Peut-on parler ici de subventions, alors que le trafic routier couvre ses dépenses par les recettes des taxes routières?

Nous parlons, pour préciser, d’une incitation financière dommageable. L’affectation obligatoire des taxes routières est particulièrement rigide en Suisse. La taxe sur les huiles minérales ou celle sur les routes nationales (vignette autoroutière), par exemple, alimentent essentiellement le fonds routier, qui permet en principe de construire davantage de routes. Si les taxes étaient versées dans la caisse fédérale générale, d’autres tâches de la Confédération pourraient être financées. Ou alors, une directive serait nécessaire pour que les fonds à affectation obligatoire puissent davantage servir à réduire les effets négatifs du trafic routier, par exemple en couvrant certains tronçons routiers en cas de besoin.

Les principaux constats
Depuis des décennies, la biodiversité diminue continuellement en Suisse.

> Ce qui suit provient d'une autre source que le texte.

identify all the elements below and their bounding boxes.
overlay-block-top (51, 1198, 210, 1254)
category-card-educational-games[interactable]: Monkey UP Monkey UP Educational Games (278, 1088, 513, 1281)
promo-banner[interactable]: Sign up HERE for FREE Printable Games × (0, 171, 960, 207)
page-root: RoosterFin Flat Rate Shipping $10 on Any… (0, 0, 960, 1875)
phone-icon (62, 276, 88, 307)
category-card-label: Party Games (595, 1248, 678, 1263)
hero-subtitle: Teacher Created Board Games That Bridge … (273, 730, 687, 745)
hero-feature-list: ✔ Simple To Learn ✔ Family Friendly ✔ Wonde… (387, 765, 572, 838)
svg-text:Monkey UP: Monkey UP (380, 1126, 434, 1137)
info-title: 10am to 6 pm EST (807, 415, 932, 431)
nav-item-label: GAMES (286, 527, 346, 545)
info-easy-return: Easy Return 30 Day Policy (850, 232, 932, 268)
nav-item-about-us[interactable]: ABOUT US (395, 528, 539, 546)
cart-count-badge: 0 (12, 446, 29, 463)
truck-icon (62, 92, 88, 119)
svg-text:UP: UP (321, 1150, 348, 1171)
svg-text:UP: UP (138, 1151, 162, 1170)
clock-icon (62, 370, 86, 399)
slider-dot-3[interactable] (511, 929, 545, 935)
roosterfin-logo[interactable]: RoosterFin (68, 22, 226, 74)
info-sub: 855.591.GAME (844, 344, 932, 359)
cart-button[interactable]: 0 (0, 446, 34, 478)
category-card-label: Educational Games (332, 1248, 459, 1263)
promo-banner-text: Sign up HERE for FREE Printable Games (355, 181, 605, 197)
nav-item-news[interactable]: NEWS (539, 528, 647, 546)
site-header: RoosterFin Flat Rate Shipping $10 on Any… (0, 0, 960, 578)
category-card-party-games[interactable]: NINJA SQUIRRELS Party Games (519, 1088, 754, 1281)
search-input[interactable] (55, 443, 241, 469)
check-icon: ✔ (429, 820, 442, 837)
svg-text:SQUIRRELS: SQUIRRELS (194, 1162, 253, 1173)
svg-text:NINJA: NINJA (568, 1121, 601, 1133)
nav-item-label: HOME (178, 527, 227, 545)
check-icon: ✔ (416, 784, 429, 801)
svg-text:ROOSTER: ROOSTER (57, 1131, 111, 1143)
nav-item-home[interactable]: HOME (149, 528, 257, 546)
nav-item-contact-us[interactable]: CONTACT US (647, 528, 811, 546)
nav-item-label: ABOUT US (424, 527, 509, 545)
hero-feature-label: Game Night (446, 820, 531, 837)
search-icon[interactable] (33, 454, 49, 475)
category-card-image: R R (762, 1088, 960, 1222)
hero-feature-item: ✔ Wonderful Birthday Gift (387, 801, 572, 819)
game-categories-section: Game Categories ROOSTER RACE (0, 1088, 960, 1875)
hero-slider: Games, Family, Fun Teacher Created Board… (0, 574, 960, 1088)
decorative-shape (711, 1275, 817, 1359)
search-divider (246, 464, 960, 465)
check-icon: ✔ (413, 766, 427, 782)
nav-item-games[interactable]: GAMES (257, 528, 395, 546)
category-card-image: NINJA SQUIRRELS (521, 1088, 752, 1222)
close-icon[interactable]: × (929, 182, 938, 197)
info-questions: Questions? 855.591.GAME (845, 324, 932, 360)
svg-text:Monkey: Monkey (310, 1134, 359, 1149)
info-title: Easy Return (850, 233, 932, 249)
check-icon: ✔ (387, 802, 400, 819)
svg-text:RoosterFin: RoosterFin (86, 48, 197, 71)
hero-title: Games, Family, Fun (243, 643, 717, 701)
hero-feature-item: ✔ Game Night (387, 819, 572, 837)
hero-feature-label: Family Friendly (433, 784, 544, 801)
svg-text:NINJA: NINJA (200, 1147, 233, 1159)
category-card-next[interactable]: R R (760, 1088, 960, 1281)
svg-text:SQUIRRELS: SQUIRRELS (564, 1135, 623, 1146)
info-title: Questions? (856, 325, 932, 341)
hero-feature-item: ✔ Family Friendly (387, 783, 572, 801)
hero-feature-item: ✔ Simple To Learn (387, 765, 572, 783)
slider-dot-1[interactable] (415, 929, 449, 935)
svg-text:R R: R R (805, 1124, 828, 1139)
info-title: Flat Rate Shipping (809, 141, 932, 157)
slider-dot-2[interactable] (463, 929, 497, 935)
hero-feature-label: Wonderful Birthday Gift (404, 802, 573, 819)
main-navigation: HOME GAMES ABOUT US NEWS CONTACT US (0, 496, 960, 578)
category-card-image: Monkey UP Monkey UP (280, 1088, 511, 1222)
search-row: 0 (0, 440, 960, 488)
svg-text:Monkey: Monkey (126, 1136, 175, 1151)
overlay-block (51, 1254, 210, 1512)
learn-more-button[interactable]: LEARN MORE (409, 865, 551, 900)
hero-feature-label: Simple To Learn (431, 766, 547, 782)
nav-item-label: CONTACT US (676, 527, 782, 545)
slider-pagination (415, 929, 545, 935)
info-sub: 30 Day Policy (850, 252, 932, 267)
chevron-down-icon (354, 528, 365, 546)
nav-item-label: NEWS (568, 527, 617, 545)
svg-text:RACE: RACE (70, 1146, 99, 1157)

Plus d’un tiers des espèces animales et végétales et près de la moitié de tous les types d’habitat sont désormais menacés. Les subventions de l’Etat sont un moteur important de cette évolution, soit l’argent pour promouvoir par exemple la construction de routes ou la détention de bovins. Cela inclut également les avantages fiscaux pour la propriété privée du logement.

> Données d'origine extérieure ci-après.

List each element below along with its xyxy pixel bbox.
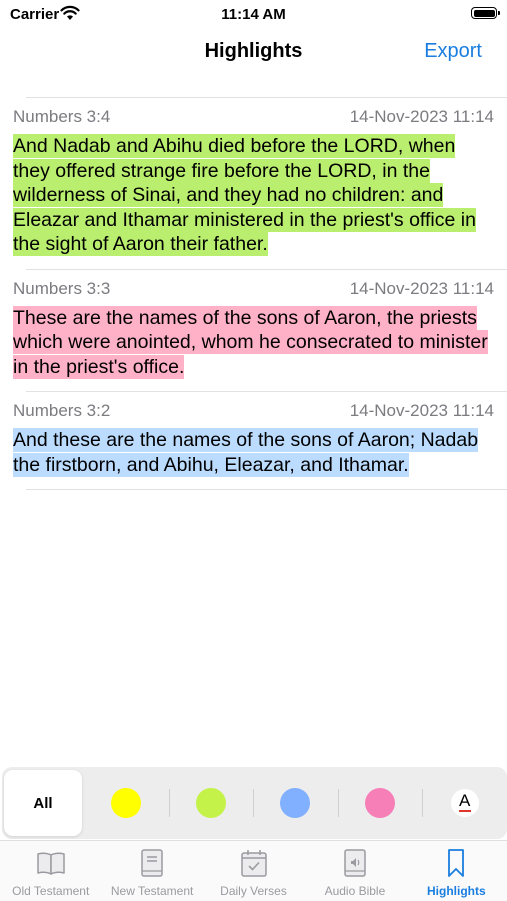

Dans une vaste étude, le WSL, associé au Forum biodiversité suisse et à l’Académie suisse des sciences naturelles (SCNAT), a évalué quelles subventions entraînaient des dommages collatéraux en matière de biodiversité. Ont été examinés les transports, l’agriculture, l’exploitation forestière, la production et consommation d’énergie, le tourisme, l’urbanisation, l’élimination des eaux usées et la protection contre les crues.

Le résultat déçoit: le total des subventions nuisibles serait d’au moins 40 milliards de francs par an. En comparaison, la biodiversité n’est soutenue qu’avec une fraction de ce montant.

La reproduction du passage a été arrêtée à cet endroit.